We, of course, were wrong from the outset, having figured that Lay might walk and Skilling would be nicked, but what did we know. As the trial wore on, (and we only followed it sporadically, as it continued to tax our meager attention span), it became apparent that the government just had almost too much material to work with. We realized the butt-fucking jokes were imminent when one of the defense lawyers thundered at one of the prosecutors: “Don't come to Houston, Texas, and lie to us."
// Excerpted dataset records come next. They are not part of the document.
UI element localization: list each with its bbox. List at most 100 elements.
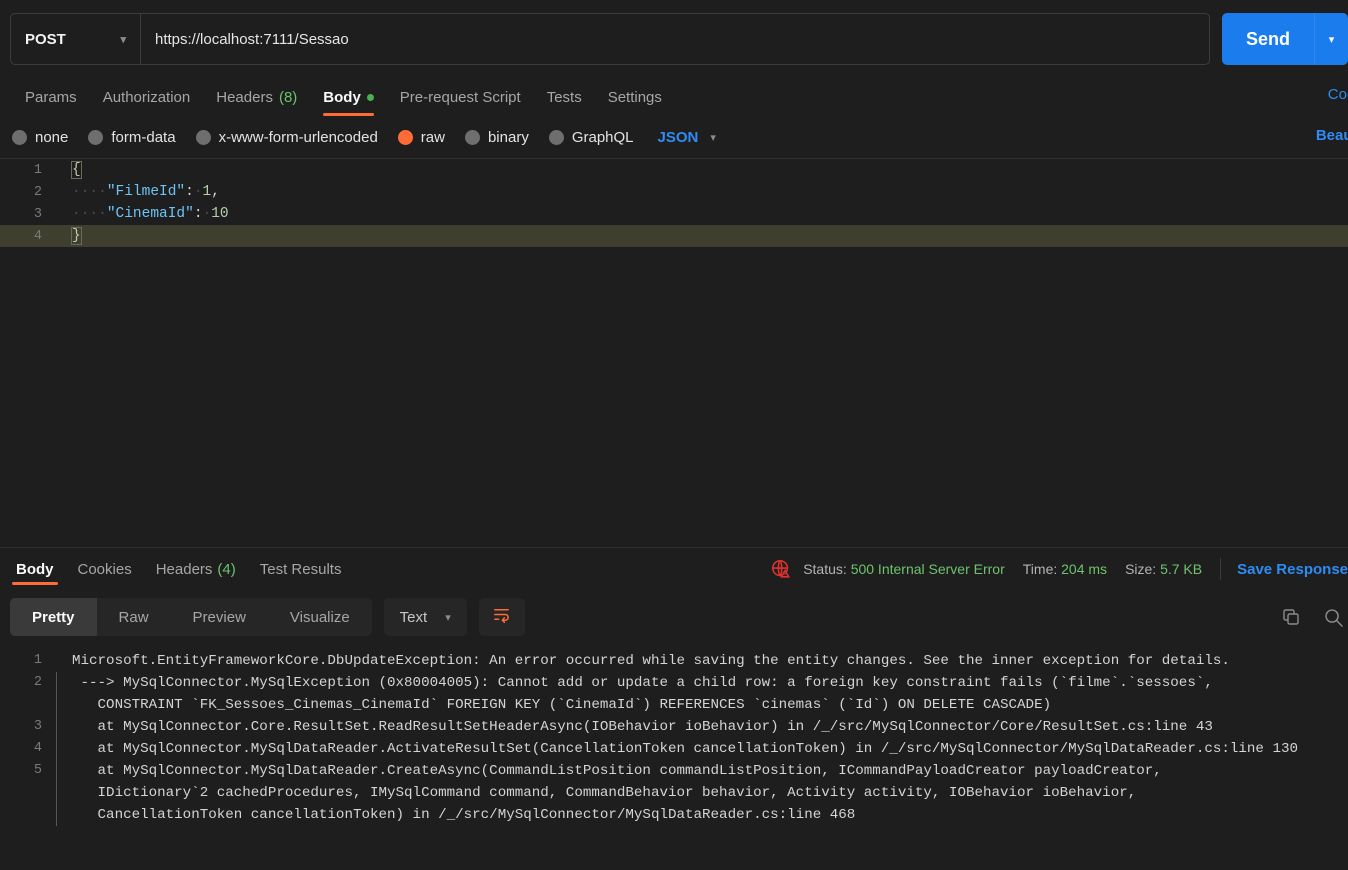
tab-params[interactable]: Params (12, 78, 90, 116)
line-number: 3 (33, 206, 42, 222)
line-number: 2 (33, 675, 42, 690)
size-value: 5.7 KB (1160, 561, 1203, 577)
body-type-urlencoded[interactable]: x-www-form-urlencoded (195, 128, 388, 146)
send-button[interactable]: Send (1221, 13, 1314, 65)
tab-count: (8) (278, 88, 298, 106)
wrap-lines-icon (492, 605, 511, 629)
indent-dots: ···· (72, 206, 107, 222)
body-type-label: raw (420, 128, 445, 146)
view-mode-visualize[interactable]: Visualize (268, 598, 372, 636)
tab-headers[interactable]: Headers (8) (203, 78, 310, 116)
time-text: Time: 204 ms (1023, 561, 1107, 577)
save-response-button[interactable]: Save Response (1237, 561, 1348, 578)
code-line-active: 4 } (0, 225, 1348, 247)
body-type-raw[interactable]: raw (397, 128, 455, 146)
code-line: 3 ····"CinemaId":·10 (0, 203, 1348, 225)
tab-settings[interactable]: Settings (595, 78, 675, 116)
postman-window: POST ▾ https://localhost:7111/Sessao Sen… (0, 0, 1348, 870)
response-line-text: ---> MySqlConnector.MySqlException (0x80… (56, 672, 1213, 716)
radio-icon (88, 129, 104, 145)
tab-label: Body (16, 560, 54, 578)
divider (1220, 558, 1222, 580)
http-method-select[interactable]: POST ▾ (11, 14, 141, 64)
raw-format-label: JSON (657, 128, 699, 146)
size-label: Size: (1125, 561, 1157, 577)
body-type-form-data[interactable]: form-data (88, 129, 185, 146)
tab-tests[interactable]: Tests (534, 78, 595, 116)
json-open-brace: { (71, 161, 82, 179)
tab-pre-request-script[interactable]: Pre-request Script (387, 78, 534, 116)
status-label: Status: (803, 561, 847, 577)
body-type-label: binary (487, 128, 529, 146)
request-body-editor[interactable]: 1 { 2 ····"FilmeId":·1, 3 ····"CinemaId"… (0, 158, 1348, 548)
tab-label: Params (25, 88, 77, 106)
json-colon: : (193, 206, 203, 222)
json-value: 1 (202, 184, 212, 200)
url-input[interactable]: https://localhost:7111/Sessao (141, 14, 1209, 64)
json-key: "CinemaId" (106, 206, 194, 222)
time-value: 204 ms (1061, 561, 1108, 577)
body-type-label: x-www-form-urlencoded (218, 128, 378, 146)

Yes, we didn’t need these slick out-of-towners coming down here and befogging the locals with their lies and fabrications. But the jury proved reasonable and astute, reconfirming our sometimes shaky faith in the common sense of the American middle-class, just as the jury that refused the government’s demand for the execution of the hapless Moussaoui did.

A few weeks ago the Chronicle columnist Loren Steffy, killing time while awaiting the trial’s conclusion, wrote of the Enron parallels to be found in the corpus of American fiction. One Steffy reader reached back and suggested The Confidence Man, perhaps the most perceptive and difficult novel by our most perceptive and difficult novelist, while Steffy invoked The Great Gatsby, which seems to be a misreading of Gatsby’s motivation (or perhaps our view of the book has been forever colored by the Robert Redford movie).

But that’s OK, as Steffy, as far as we know, was the first commentator type to offer what now seems to be the obvious description of Lay as Nixonian (a comparison that had crossed our mind about Lay during a news conference he staged back in the mid-’90s while campaigning for the public funding of what would become Enron Field----maybe it was the way all that barely suppressed anger seemed to center in the lower jaw, or, more superficially, the 5 o’clock shadow he had at 2 o’clock; nonetheless, we were working at the time to corral our reflexive habits of mind and quickly expunged the comparison from our files).

Our choice would be A Cool Million by the brutally sardonic hotel clerk Nathanael West, with Enron investors and employees and the media as the innocent Lemuel Pitkin, he of the unshakeable belief in his own goodness and faith in God’s design, who winds up shorn of teeth, an eye, a thumb, is dismembered, shot through the heart, etc.

Or maybe Lay is Pitkin.

Having been written in 1936, the book contains not even a veiled suggestion of homosexual rape (that we can remember).